Can I use EJB Stateless Bean with CDI to maintain user session?

Question

Based on this post http://www.adam-bien.com/roller/abien/entry/ejb_3_1_killed_the I use in my app @Named @Stateless bean for communication with a database (injecting EntityManager here) and display information on a jsf page. It's great facilitation since Java EE 5, but I have one question.

Is it secure to use such beans for maintaining a user session (shopping cart etc)? I read a book about ejb 3.0 and I know that the same stateless bean could be used with many clients.

What's the best approach to use a managed bean with all ejb features (transactions, thread safety etc)? I mean any other way than managed bean + ejb interface with implementation + ejb injection as in Java EE 5?

I use GlassFish 3.1 WebProfile

Answer 1

Adding to the advice of duffymo; there are some additional considerations for using stateful session beans vs using the HTTP session.

The HTTP session basically has a map like structure. It's directly available to all threads (requests) that are part of the session. This makes manipulating several items a relatively unsafe action. It's possible to synchronize on the session itself, but this is a risky operation that can potentially dead-lock your entire application. The HTTP session does allow you to declare event listeners, which fire upon any kind of modification of the http session.

The Stateful session bean of course has a bean structure. It has a kind of auto synchronization feature, as only thread can be active in the bean at the same time. Via annotations you can declare if other threads wait (and if so, for how long) or immediately throw an exception in the face of concurrent access.

Where there is normally only one http session per user, a single user can make use of multiple stateful session beans at the same time. A particular advantage of stateful session beans is that they have a mechanism to passivate their state after some timeout, which can free up your server's memory (at the cost of disk space of course). Stateful session beans do not directly have the kind of event listeners that the http session does have.
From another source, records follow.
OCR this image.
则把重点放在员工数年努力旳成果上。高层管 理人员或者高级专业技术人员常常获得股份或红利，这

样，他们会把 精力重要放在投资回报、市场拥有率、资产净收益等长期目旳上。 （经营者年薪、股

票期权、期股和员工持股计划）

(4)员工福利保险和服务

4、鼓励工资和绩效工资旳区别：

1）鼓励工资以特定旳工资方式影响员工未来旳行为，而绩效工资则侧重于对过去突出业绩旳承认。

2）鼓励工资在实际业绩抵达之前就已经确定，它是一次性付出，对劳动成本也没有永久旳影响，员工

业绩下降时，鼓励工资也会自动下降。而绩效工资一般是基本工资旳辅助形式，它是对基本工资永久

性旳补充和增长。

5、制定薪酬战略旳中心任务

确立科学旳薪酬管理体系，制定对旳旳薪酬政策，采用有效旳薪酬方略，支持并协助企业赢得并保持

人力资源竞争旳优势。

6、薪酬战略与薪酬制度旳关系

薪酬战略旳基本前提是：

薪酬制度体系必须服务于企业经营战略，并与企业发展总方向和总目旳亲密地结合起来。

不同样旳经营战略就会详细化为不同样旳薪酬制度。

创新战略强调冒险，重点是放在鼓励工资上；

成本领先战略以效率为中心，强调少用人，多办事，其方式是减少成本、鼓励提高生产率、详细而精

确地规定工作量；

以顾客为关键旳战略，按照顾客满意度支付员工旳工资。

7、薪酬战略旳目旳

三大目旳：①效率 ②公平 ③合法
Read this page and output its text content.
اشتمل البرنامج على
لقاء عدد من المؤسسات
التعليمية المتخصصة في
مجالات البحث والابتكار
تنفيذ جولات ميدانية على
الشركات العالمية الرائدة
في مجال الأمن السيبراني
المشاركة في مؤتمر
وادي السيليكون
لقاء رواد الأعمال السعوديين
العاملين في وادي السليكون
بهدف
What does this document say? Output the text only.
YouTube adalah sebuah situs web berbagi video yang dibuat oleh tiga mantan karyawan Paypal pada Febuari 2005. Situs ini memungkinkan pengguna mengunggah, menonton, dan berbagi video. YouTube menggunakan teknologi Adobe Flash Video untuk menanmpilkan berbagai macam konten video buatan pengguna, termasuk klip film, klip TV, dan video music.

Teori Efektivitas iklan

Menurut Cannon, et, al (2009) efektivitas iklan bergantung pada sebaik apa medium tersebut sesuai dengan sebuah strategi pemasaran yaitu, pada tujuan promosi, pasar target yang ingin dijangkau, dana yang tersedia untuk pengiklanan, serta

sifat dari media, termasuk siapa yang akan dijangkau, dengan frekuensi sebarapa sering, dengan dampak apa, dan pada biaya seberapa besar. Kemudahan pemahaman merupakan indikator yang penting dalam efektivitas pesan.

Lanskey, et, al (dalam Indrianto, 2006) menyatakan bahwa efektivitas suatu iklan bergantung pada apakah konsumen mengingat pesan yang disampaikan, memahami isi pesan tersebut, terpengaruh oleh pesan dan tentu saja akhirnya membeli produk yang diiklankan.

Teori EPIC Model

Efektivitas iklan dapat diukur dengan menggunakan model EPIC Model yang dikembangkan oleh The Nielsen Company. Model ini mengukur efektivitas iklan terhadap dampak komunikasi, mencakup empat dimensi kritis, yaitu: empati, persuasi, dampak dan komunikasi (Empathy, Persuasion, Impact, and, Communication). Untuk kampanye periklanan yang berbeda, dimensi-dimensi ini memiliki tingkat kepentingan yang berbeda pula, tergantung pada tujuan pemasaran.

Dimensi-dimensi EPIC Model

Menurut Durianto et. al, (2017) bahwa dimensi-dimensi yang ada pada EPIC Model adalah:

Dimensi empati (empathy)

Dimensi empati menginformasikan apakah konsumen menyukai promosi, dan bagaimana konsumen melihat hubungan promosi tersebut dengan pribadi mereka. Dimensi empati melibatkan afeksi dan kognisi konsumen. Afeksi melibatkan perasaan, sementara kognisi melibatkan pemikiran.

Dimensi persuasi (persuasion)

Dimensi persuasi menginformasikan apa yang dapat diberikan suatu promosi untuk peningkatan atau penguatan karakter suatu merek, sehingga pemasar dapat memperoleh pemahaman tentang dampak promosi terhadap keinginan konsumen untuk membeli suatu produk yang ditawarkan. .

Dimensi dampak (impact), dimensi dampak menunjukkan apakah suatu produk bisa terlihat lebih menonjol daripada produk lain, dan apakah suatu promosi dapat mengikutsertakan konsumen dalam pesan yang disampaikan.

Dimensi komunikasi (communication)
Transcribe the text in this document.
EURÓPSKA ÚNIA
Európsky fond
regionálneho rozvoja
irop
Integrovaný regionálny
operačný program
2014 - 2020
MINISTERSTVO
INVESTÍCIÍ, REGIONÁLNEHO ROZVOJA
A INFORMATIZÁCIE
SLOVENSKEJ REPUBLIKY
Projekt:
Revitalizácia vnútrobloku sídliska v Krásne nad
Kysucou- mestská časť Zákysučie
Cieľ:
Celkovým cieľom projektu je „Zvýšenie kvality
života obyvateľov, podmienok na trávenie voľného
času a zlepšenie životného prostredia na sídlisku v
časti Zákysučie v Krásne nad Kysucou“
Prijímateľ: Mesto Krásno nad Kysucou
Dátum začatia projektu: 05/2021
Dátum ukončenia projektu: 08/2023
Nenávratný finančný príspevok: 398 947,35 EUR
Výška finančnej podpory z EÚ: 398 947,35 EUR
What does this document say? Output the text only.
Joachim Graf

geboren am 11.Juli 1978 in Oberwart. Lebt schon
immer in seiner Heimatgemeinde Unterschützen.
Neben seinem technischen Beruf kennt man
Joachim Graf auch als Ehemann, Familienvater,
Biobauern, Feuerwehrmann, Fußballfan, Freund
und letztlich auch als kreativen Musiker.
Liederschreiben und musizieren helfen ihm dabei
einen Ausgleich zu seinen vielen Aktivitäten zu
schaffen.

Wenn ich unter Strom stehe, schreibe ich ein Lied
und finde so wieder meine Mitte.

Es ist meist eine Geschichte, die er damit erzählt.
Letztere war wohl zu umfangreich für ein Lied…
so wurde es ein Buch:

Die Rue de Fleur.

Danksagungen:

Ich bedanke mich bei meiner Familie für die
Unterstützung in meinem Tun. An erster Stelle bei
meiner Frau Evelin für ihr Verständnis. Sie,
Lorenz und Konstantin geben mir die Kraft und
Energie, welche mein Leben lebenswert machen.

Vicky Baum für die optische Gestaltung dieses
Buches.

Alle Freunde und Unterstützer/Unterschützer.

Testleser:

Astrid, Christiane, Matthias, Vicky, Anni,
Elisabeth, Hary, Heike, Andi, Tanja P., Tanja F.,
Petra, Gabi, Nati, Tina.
I think that originally the "session" aspect of stateful session beans was to maintain a session with remote non-web clients (Swing, another AS, etc). This is much like the http session was created to maintain a session with remote web clients. Since a non-web client can request and hold on to multiple proxies for stateful session beans, the web analogy is actually more akin to that of the recently introduced conversation scope .

In the case of remote web clients talking to a server, where the server internally talks to a stateful session bean, the concepts greatly overlap . The remote web client only knows about the http session (via the JSESSIONID) and nothing about the stateful session bean's session. So if the http session was lost, you typically would not be able to connect the remote client with the specific stateful session bean again. The HTTP session in this case is thus always leading and you might as well store your shopping cart items inside a single (http) session scoped bean.

There is one specific case where stateful session beans come in handy for internal communication, and that's if you need JPA's extended persistence context . This can be used if eg locks on entities need to last between requests (which is possibly handy for a shopping cart if you have limited stock and don't want to confront the user with an "out of stock" message as soon as he actually checks out).

Answer 2

Stateless beans cannot maintain shopping carts or session; that's what "stateless" means.

You need either a stateful EJB or to do it in the web tier. Those are the only places where session is maintained.